Congratulations if today is the first day in your new job. For most of us, there is nothing more daunting than the build-up and actual realisation that you are all of a sudden, the newbie, the last one in, the new kid on the block. Unfortunately this is just one of life’s lessons most of us will have to encounter at some stage in our lives but it’s like a lot of things, it’s never really as bad as we think it will be.

You’ve accepted the job, you identify this as a great new opportunity and can’t wait to prove yourself in the role. To help set yourself up in the best possible manner it’s always useful to make the most out of those first few days, weeks in the role. No doubt there will be a lot of reading, lots of screen staring, listening to calls then of course for some, the dreaded role play! In amongst all that use these helpful hints to make the most to your start and lay the foundations to your planned success.

Know your surroundings, become familiar.

It is key that you quickly become familiar with where you work. You are going to be spending the majority of your day here. Understand where everything is, from the coffee machine to the toilets, the conference room to the stationary cupboard. Understand the parameters of what freedom you have in the office. Are you desk bound until lunchtime? Can you move around the premises freely? Become familiar early. In regards external surroundings, if you are now working in a remote location, what can you do at lunchtime? A local shop to visit?

Take your Line Manager’s lead

Whatever plans you have for your first day, follow your manager’s lead. They may have planned the entire day for you to do paperwork and settle in, and may not have any work assignments for you. Always offer to get started but don’t push it because you don’t yet know enough about your manager or the culture to second-guess anyone’s judgment. Just go along enthusiastically.

Check in with your manager often.

My advice is to check in after each piece of work is completed, simply so you can get immediate feedback to make any necessary adjustments for future tasks. Based on the amount of time you spend with them, check in regularly as this will give your manager the opportunity to review & correct any issues early on. Importantly this will indicate to your manager that you are open and willing to improve.

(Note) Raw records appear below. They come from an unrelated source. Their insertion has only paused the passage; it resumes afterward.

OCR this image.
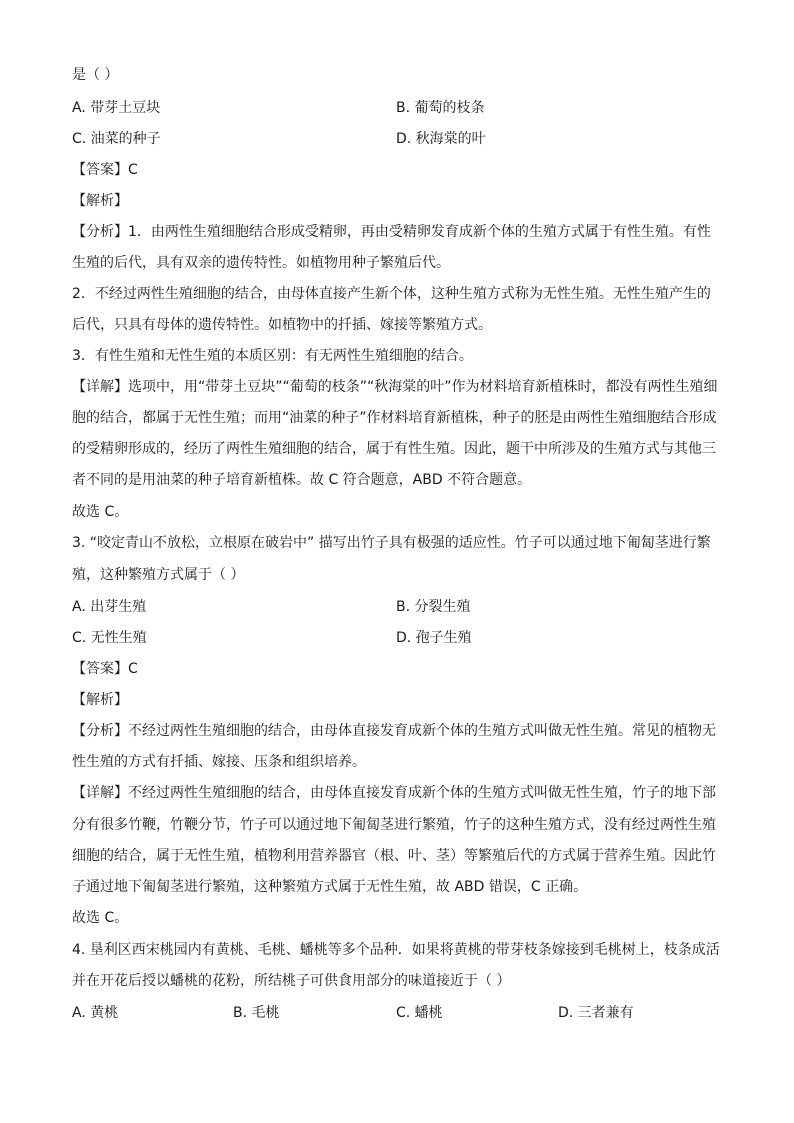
是（ ）
A. 带芽土豆块	B. 葡萄的枝条
C. 油菜的种子	D. 秋海棠的叶
【答案】C
【解析】
【分析】1．由两性生殖细胞结合形成受精卵，再由受精卵发育成新个体的生殖方式属于有性生殖。有性
生殖的后代，具有双亲的遗传特性。如植物用种子繁殖后代。
2．不经过两性生殖细胞的结合，由母体直接产生新个体，这种生殖方式称为无性生殖。无性生殖产生的
后代，只具有母体的遗传特性。如植物中的扦插、嫁接等繁殖方式。
3．有性生殖和无性生殖的本质区别：有无两性生殖细胞的结合。
【详解】选项中，用“带芽土豆块”“葡萄的枝条”“秋海棠的叶”作为材料培育新植株时，都没有两性生殖细
胞的结合，都属于无性生殖；而用“油菜的种子”作材料培育新植株，种子的胚是由两性生殖细胞结合形成
的受精卵形成的，经历了两性生殖细胞的结合，属于有性生殖。因此，题干中所涉及的生殖方式与其他三
者不同的是用油菜的种子培育新植株。故 C 符合题意，ABD 不符合题意。
故选 C。
3. “咬定青山不放松，立根原在破岩中” 描写出竹子具有极强的适应性。竹子可以通过地下匍匐茎进行繁
殖，这种繁殖方式属于（ ）
A. 出芽生殖	B. 分裂生殖
C. 无性生殖	D. 孢子生殖
【答案】C
【解析】
【分析】不经过两性生殖细胞的结合，由母体直接发育成新个体的生殖方式叫做无性生殖。常见的植物无
性生殖的方式有扦插、嫁接、压条和组织培养。
【详解】不经过两性生殖细胞的结合，由母体直接发育成新个体的生殖方式叫做无性生殖，竹子的地下部
分有很多竹鞭，竹鞭分节，竹子可以通过地下匍匐茎进行繁殖，竹子的这种生殖方式，没有经过两性生殖
细胞的结合，属于无性生殖，植物利用营养器官（根、叶、茎）等繁殖后代的方式属于营养生殖。因此竹
子通过地下匍匐茎进行繁殖，这种繁殖方式属于无性生殖，故 ABD 错误，C 正确。
故选 C。
4. 垦利区西宋桃园内有黄桃、毛桃、蟠桃等多个品种．如果将黄桃的带芽枝条嫁接到毛桃树上，枝条成活
并在开花后授以蟠桃的花粉，所结桃子可供食用部分的味道接近于（ ）
A. 黄桃	B. 毛桃	C. 蟠桃	D. 三者兼有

Ask your manager for introductions.

You should also check in with your manager to get to know the company. Internal reading material is always a good place to start. Anything that will assist in your learning will be key at this stage. If working in a larger organisation, ask for introductions to people in the other departments who you might work closely with or need their services. Becoming familiar with the right approach is key.

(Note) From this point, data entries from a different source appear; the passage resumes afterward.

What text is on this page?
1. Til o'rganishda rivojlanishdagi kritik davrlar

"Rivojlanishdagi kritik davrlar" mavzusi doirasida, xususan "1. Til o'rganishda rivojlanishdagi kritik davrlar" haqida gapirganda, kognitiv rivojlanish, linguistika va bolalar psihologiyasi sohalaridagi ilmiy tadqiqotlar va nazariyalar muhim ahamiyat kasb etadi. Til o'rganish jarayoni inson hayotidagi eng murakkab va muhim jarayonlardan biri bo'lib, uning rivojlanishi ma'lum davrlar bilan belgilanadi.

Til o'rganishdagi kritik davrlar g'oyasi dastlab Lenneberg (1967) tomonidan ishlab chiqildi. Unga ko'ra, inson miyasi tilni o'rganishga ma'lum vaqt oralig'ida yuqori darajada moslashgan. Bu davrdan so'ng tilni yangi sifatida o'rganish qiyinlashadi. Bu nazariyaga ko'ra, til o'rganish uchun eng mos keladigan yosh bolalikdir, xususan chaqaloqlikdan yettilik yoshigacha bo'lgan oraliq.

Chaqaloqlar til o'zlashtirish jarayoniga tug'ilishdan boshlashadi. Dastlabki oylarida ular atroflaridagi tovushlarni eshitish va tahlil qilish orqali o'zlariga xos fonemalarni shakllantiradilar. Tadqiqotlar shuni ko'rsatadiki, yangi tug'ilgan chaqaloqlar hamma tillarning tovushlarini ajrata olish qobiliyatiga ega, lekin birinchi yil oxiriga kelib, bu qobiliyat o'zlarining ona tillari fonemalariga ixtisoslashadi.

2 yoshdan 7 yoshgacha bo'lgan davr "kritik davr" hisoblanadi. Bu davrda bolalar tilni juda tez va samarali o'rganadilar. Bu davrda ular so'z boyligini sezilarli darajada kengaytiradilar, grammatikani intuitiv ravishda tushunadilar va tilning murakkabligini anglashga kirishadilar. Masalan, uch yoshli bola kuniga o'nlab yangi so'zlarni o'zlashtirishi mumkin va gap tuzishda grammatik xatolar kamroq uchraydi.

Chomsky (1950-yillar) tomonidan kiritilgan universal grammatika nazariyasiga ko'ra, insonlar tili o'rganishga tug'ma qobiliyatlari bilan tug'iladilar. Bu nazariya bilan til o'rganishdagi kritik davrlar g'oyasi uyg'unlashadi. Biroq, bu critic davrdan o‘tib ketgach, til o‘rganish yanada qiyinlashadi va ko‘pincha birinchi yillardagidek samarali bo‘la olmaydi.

Need more work? Need less work? Speak up.

One common trend we come across often is the level of expectation a Manager has of a new starter. Without saying anything you are giving control of the introduction to your manager but in fact it’s something that must be shared between the trainer & the trainee. They may give you assignments and have expectations of when you are likely to complete them but remember you are spending the first 30-60 days of your new employment getting up to speed. Don’t be embarrassed if something take your longer than expected. It’s essential to demonstrate that you are taking things in correctly and in time, the pace will quicken.

Hope these help, good luck starting your new job!